Grimes continues the tour, revealing yet another facet of the industry. The stud business showcases the stallions and provides insight into the world of horse breeding. A visit to the Journeyman Stud Farm portrays the science of matching lineages in order to breed winners. Breeding season arrives in January and continues until early summer, so that the mare’s gestation period of 11 months yields one-year-olds on January 1st of the following year. Because this sport organizes races by age group, it’s advantageous to be “older” than the competition.
Grimes proudly shares the fact that Ocala has served as the breeding and training ground for some of the best and strongest racehorses anywhere. And Ocala has a legacy of winners.
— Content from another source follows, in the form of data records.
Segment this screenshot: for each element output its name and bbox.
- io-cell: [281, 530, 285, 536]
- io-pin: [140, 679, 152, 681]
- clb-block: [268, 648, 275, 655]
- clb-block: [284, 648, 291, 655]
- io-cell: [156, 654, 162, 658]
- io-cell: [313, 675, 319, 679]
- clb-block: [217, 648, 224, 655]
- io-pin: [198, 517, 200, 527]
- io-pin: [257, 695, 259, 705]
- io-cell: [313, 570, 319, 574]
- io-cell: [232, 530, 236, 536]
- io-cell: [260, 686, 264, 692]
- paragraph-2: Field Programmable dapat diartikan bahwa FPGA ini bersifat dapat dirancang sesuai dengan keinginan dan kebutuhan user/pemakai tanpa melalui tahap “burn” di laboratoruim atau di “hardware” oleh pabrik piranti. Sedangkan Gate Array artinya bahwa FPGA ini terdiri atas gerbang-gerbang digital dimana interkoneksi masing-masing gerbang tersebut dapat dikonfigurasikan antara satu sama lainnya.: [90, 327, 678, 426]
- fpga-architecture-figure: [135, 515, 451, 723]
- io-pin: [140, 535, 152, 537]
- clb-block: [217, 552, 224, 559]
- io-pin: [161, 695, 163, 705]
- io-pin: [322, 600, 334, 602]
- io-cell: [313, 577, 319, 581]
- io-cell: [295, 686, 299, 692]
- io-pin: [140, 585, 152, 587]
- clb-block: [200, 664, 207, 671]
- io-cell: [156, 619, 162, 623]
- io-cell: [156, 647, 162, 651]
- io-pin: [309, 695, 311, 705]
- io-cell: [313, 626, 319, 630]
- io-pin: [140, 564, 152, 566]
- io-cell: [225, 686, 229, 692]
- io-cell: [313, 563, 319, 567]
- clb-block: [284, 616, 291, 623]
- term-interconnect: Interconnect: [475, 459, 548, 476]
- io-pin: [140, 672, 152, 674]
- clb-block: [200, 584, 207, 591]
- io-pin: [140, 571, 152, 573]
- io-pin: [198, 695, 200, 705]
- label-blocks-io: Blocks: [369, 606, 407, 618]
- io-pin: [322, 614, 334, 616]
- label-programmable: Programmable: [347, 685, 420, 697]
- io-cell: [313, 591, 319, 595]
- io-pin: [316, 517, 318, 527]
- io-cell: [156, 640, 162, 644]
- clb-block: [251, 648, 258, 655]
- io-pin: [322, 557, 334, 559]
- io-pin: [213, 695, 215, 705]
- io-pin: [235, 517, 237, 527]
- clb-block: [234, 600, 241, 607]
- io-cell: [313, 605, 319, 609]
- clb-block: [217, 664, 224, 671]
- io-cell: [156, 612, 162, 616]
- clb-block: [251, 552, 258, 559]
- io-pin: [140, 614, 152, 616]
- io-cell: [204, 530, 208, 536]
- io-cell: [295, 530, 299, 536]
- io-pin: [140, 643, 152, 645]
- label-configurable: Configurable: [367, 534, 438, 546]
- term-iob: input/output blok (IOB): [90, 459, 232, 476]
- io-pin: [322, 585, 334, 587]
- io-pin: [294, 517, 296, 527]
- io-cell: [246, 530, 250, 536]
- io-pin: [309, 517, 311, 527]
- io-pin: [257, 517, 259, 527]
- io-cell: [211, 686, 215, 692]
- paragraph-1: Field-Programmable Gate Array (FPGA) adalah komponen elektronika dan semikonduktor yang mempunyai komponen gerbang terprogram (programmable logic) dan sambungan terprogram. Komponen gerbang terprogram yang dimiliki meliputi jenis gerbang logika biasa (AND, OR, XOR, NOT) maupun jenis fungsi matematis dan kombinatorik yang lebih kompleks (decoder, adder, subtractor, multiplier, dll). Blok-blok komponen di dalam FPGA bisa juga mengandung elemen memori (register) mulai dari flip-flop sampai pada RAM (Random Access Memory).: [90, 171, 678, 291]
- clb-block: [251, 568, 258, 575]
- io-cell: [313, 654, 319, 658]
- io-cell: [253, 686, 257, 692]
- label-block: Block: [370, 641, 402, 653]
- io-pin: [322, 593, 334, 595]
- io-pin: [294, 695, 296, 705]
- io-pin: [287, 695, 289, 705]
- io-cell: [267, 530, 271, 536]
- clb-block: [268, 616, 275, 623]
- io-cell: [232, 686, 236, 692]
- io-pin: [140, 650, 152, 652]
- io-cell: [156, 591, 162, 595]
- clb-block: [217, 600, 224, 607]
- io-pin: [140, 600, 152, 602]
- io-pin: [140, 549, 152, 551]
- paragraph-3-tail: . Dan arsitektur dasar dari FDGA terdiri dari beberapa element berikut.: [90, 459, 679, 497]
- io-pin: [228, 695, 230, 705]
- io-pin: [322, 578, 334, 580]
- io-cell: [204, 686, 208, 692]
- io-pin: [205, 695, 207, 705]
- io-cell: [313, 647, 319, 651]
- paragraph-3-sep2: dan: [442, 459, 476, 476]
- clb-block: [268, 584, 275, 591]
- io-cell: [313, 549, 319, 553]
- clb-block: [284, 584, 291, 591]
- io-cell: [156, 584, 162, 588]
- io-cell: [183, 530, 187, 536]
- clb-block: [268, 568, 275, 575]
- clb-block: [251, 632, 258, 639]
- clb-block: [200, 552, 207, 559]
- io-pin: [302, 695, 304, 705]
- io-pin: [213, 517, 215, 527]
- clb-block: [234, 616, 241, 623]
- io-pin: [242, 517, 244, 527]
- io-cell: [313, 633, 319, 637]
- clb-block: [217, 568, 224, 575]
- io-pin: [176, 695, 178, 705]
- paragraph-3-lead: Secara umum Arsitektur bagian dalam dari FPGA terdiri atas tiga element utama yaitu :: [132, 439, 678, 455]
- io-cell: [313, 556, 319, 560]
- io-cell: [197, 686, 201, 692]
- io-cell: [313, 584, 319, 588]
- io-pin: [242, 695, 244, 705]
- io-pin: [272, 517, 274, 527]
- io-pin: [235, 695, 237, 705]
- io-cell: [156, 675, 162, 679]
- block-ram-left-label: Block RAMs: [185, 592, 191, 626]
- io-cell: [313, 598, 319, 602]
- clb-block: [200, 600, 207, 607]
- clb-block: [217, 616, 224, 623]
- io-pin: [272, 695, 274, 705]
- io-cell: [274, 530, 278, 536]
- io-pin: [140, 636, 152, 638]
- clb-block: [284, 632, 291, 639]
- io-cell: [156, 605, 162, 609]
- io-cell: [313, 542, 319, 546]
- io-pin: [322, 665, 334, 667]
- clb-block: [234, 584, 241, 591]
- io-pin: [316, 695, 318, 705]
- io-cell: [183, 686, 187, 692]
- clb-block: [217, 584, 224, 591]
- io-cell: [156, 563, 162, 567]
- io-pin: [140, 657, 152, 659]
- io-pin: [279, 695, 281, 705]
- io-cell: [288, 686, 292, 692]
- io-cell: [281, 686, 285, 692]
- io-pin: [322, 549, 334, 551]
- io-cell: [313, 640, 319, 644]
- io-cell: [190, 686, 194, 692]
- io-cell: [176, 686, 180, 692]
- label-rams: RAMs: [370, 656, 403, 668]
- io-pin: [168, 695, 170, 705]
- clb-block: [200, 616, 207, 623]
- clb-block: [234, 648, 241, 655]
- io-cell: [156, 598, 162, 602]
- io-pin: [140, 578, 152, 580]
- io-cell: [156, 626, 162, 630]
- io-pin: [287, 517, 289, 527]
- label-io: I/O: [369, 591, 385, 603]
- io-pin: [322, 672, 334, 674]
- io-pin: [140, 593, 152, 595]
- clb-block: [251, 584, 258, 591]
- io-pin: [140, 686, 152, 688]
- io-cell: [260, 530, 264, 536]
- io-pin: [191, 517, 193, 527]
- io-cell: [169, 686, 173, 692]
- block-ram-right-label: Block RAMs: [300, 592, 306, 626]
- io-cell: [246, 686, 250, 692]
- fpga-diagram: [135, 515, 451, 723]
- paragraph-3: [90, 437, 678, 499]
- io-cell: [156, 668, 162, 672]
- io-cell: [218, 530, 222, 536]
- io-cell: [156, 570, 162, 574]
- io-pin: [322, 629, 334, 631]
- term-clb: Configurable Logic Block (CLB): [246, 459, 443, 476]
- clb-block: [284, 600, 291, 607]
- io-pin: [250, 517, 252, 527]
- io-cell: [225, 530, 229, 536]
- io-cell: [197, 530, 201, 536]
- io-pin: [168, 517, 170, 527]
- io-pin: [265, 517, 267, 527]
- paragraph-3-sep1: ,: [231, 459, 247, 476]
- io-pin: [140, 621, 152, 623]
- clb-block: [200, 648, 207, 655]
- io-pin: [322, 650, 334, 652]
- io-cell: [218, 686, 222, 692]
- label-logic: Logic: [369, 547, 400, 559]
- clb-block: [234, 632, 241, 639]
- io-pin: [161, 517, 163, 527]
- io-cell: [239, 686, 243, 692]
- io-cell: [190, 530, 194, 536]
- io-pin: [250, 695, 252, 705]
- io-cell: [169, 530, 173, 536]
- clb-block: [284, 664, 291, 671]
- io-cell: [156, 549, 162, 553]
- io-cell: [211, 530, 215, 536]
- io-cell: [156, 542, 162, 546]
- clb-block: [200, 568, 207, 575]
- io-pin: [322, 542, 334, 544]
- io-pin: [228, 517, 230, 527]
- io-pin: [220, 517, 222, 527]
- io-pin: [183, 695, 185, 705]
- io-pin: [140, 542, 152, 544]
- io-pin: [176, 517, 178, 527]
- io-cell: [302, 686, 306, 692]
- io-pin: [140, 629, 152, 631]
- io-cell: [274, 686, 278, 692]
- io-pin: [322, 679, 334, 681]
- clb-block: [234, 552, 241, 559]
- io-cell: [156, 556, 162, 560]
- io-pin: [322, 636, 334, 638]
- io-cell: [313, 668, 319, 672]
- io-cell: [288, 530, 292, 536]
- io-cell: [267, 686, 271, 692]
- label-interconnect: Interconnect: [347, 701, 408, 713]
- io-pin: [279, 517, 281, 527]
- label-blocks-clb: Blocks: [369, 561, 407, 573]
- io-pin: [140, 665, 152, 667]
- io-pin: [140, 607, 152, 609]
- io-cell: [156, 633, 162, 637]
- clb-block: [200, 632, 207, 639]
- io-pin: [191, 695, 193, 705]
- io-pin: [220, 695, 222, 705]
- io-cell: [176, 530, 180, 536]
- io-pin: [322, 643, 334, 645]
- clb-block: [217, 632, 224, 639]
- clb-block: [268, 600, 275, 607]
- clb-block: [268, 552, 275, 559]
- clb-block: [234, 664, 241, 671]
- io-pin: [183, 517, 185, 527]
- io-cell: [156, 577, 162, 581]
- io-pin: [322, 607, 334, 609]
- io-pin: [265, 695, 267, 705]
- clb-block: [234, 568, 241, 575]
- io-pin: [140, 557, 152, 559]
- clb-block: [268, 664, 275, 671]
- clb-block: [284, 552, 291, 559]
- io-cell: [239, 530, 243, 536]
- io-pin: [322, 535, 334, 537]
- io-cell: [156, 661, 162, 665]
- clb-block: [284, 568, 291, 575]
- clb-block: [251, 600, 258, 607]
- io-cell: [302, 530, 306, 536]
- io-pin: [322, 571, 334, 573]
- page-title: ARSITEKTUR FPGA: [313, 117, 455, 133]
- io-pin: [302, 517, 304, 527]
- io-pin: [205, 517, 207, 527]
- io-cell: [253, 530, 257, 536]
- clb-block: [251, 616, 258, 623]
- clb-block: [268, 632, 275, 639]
The local horse industry boasts 47 national champions, six Kentucky Derby winners and 23 Breeders’ Cup winners. The visit to Journeyman is followed by a softer side of the business, with a view and meet-up with the female mares, their foals and yearlings in a nearby pasture.
The young foals, some still on wobbly knees, are a joy to watch as they quickly learn to stand, walk and then gallop across the pastures. They join their year-old siblings and their mothers for picture-perfect grazing that warms hearts all around.
Grimes wraps up the tour with a trip to Longwood Farm, the winter home of the U.S. Olympic Three Day Eventing team. Olympic Eventing consists of Dressage, Cross Country and Show Jumping. Grimes explained that the three phases exhibit the horse and rider in partnership and grace (dressage), stamina and athleticism (cross country riding) and show jumping (combined strenuosity, balance and precision).
Rider at Longwood Farm
Time to Ride
The Canyons Zip Line horse ride
After the tour with Karen, it was time to get on a horse and ride. My yearning was accommodated with a visit to The Canyons Zip Line & Canopy Tours. While the primary draw is a chance to zip on a highly secured wire rail system through an abandoned Florida limestone quarry, it’s also an ideal place for horseback riding. With more than 100 acres of stunning Florida country, we were ready to be treated to an exceptional ride. There we met our guides, who were experienced, gracious horsewomen anxious to help even the most novice riders. We were transported to a riding stable and assisted onto our gentle horses. Once mounted on our four legged friends, we rode, relishing the beauty of Ocala and its Central Florida outdoors. Immersed into the fresh country air, we enjoyed lake views and stunning canyons while admiring wildflowers, birds, and wildlife, all the time shaded by massive oak trees and native plants.
Zip Line Tours is one of the most popular activities in the area. Zip lines stretch far across the canyons and you can also experience rappelling through the huge area led by skilled guides who brief participants on preparation and safety procedures. Zip liners shriek and yelp with joy as they sail high in the air above the stunning scenery, over the chiseled cliffs and across the scenic lakes below. Photographs are taken of the participants to capture the memories and are available for purchase.